Customising to individual taste

Fashion brand House of Latif opens with the hope of breathing life into Pakistan’s anufacturing sector

MEHEK SAEED May 03, 2015
: The price tag for Dara Enzo ranges between Rs4,000 and Rs10,000. PHOTO: PUBLICITY

LAHORE: Ordering a bespoke dress from a high-end designer can be heavy on the pocket. So, there is a significant middle market for economical, individualised clothing that new entrepreneurs claim to be tapping into. The House of Latif (HOL) had their first pop-up exhibition at Cosa Nostra on April 30.

A newcomer on the market, the HOL comes with two different angles to their venture: Dara Enzo, readymade clothing that is only offered in Pakistan, and Zuria Dor, which is made-to-measure and available to a global audience, including Pakistan. The names for their brand inspire curiosity and were chosen from French and Italian words. Dara Enzo means ‘winning star’ and Zuria Dor translates to ‘golden/white and lovely’.

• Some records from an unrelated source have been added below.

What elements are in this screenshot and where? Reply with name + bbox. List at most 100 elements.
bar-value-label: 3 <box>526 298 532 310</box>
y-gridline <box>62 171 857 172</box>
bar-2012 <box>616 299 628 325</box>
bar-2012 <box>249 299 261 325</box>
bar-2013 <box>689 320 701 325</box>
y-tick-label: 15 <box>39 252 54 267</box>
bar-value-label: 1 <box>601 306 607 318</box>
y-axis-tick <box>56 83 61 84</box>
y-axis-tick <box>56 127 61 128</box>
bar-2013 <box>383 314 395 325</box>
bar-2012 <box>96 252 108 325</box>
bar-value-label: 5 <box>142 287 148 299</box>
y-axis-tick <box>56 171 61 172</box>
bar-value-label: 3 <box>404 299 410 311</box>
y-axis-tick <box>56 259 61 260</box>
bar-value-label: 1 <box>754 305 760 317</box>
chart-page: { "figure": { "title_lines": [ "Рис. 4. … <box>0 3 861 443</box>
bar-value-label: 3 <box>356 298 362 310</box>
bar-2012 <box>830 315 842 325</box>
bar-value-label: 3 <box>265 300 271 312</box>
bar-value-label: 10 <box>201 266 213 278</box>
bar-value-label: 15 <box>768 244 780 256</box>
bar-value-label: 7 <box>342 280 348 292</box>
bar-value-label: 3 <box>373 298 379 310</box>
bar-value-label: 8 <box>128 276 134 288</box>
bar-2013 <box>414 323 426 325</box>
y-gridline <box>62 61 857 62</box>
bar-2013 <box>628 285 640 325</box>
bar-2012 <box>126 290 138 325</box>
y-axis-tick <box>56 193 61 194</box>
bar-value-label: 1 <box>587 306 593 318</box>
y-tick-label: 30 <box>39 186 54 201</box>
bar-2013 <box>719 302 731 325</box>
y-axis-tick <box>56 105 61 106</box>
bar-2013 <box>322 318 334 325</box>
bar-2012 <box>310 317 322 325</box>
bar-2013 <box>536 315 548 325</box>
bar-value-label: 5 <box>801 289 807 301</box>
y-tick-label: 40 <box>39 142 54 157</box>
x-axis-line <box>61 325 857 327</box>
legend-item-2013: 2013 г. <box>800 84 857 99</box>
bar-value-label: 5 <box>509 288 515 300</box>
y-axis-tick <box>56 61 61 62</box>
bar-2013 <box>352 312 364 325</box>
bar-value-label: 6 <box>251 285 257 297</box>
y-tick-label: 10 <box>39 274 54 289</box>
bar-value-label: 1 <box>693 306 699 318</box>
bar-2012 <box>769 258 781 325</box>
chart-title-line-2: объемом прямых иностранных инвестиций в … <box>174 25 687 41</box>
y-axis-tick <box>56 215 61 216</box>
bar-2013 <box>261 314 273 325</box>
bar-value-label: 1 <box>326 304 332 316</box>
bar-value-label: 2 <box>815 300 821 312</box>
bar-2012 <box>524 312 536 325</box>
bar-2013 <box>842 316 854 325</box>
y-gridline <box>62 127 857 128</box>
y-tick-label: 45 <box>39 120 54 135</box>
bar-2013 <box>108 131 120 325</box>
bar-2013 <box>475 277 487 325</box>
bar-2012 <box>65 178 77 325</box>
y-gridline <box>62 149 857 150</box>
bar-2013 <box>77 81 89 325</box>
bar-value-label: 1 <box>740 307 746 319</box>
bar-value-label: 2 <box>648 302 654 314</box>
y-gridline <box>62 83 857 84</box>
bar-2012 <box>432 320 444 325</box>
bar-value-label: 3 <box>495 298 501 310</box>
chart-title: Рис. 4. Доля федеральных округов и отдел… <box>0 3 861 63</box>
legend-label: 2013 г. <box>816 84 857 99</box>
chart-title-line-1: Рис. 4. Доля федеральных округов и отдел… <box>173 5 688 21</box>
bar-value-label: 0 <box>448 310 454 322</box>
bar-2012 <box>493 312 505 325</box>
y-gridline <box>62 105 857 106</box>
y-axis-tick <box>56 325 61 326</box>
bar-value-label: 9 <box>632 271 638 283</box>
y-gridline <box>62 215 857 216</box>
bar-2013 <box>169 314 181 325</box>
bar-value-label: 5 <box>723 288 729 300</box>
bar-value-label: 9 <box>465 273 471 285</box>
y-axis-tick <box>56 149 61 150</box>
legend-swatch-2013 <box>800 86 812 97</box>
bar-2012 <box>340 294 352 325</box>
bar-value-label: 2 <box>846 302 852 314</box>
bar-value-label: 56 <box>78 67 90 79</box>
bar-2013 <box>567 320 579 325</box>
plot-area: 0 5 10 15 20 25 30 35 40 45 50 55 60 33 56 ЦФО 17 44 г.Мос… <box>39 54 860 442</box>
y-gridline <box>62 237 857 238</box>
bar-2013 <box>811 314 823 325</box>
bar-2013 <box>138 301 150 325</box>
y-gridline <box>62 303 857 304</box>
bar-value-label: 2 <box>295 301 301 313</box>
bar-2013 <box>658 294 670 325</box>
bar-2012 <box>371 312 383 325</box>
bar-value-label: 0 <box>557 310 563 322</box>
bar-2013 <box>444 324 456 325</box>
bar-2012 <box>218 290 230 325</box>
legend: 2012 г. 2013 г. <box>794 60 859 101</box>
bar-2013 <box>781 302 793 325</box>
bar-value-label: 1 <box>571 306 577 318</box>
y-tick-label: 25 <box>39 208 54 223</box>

HOL is a family venture, headed by sisters Madiha Latif and Kinza Latif. Engineers and tech entrepreneurs by education, they both aim towards addressing sartorial distresses. “The global fashion industry, valued at over $1 trillion annually, has a major problem — returns due to poor fit and that’s the first problem we are set out to proactively address.”

HOL aims at breathing life into the manufacturing sector of Pakistan, which has been churning out clothing for international brands, such as H&M and Forever 21, but has not been able to create value for the tag that reads: ‘Made in Pakistan’. Kinza adds, “As a country with the highest youth population, it is the entrepreneurs who must provide opportunities and connect nations as they are the real drivers of economic growth and innovation.”

The price tag for Dara Enzo ranges between Rs4,000 and Rs10,000. Zuria Dor semi-formals are priced between Rs20,000 and Rs40,000, and formals go from Rs40,000 up to Rs80,000, which take around two to three weeks to be ready for delivery.

When asked how they aim to be different from existing high-street brands in Pakistan, they say, “Our fabrics are carefully sourced locally and directly from international fabric manufacturers in Thailand, Italy and Turkey. From our understanding of the market, others are neither testing the material nor are they seeking to establish a relationship with foreign fabric manufacturers to import quality raw material.” They add, “We’re persistent in delivering quality finish — something we feel the market continues to overlook.”

Kinza, the chief design officer, shares that the duo has set designers, such as Elie Saab, Zuhair Murad, Reem Acra, Krikor Jabotian and Carolina Herrara, as their personal benchmark. Of their future plans, they share, “Based on how well we fare with our first company, we will look into addressing other problems across the board from the airline industry to the electronic voting system to using 3D printers. That’s the thing about engineers — our skill set allows us to think outside the box and then work towards delivering.” They plan on continuing with sales through their website, which allows them to keep prices reasonable as they don’t have a physical presence in retail.

Published in The Express Tribune, May 4th,  2015.